There are a number of significant limitations to these measures of aid quality including: heterogeneity in donor mandates and aid objectives whether there is any objective “optimum” allocation to aid recipients and whether fragmentation (allowing for greater competition and choice) or concentration (requiring less administrative burden) of donors is better for recipients (e.g. see Klingebiel et al. 2016). As noted above, there are limited direct links from measures of aid effectiveness to actual development impact. In the case of QuODA, a significant criticism is that it gives credit for aid going to poor and well-governed countries, but this runs counter to the need to give aid to fragile states, which are home to more than 60 per cent of the world’s extreme poor, and this figure expected to rise further (OECD 2018b, p. 99). Indeed, this challenge also applies to a number of indicators, including those collected by the GPEDC, which tends to emphasise alignment to, or use of, recipient country systems and frameworks that may be weaker in fragile states.
3.5 Concluding on Measures of Aid Effectiveness
In terms of measuring aid quality, there is a stated international consensus on the principles of effective aid from 2011, but little sign that these are the foundation of aid allocation, nor of recent or high-level interest from governments. There are some areas where evidence gives a clear view of some types of aid being more effective, including: avoiding tied aid, giving transparently and predictably, and giving to poorer countries. Still, in other areas, there is a lack of evidence, and tensions between different priorities. For example, there is a tension between giving in well-governed countries versus fragile states, and there may be a tension between using recipient systems and preventing leakage, particularly in fragile states. There may also be a tension between impacts that are easier to measure precisely, and programmes aiming for more systemic change.
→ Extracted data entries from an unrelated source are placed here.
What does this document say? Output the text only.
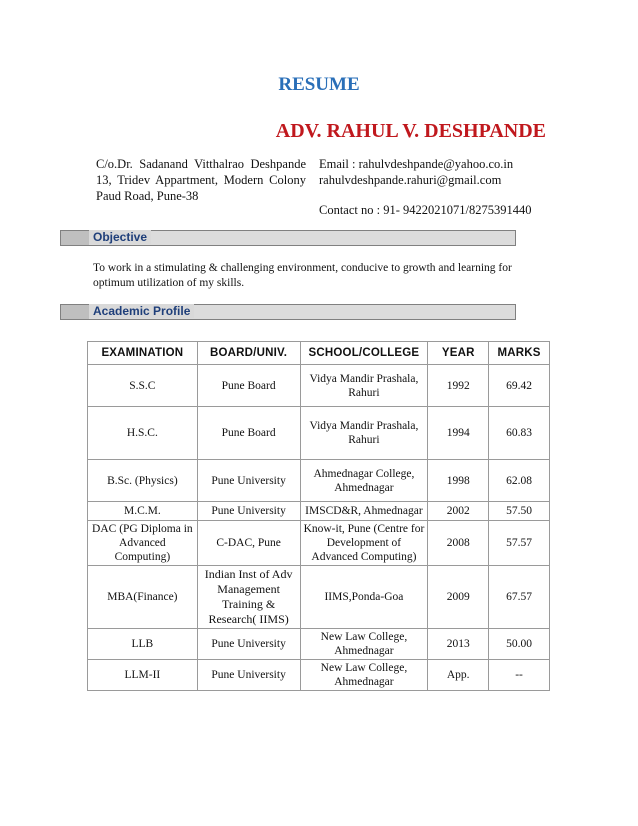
RESUME
ADV. RAHUL V. DESHPANDE
C/o.Dr. Sadanand Vitthalrao Deshpande
13, Tridev Appartment, Modern Colony
Paud Road, Pune-38
Email : rahulvdeshpande@yahoo.co.in
rahulvdeshpande.rahuri@gmail.com
Contact no : 91- 9422021071/8275391440
Objective
To work in a stimulating & challenging environment, conducive to growth and learning for optimum utilization of my skills.
Academic Profile
EXAMINATION	BOARD/UNIV.	SCHOOL/COLLEGE	YEAR	MARKS
S.S.C	Pune Board	Vidya Mandir Prashala, Rahuri	1992	69.42
H.S.C.	Pune Board	Vidya Mandir Prashala, Rahuri	1994	60.83
B.Sc. (Physics)	Pune University	Ahmednagar College, Ahmednagar	1998	62.08
M.C.M.	Pune University	IMSCD&R, Ahmednagar	2002	57.50
DAC (PG Diploma in Advanced Computing)	C-DAC, Pune	Know-it, Pune (Centre for Development of Advanced Computing)	2008	57.57
MBA(Finance)	Indian Inst of Adv Management Training & Research( IIMS)	IIMS,Ponda-Goa	2009	67.57
LLB	Pune University	New Law College, Ahmednagar	2013	50.00
LLM-II	Pune University	New Law College, Ahmednagar	App.	--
There are few individual or aggregate measures of aid quality covering all actors. Nonetheless, there would still be value in producing and, crucially, comparing them. These comparisons would enable providers to see how their own development finance compared to others, prompt questions about differences, and ultimately improve approaches through learning. For DAC donors, much greater detail is possible, and it seems right that countries with high incomes have greater responsibility and should be held to a higher level of accountability.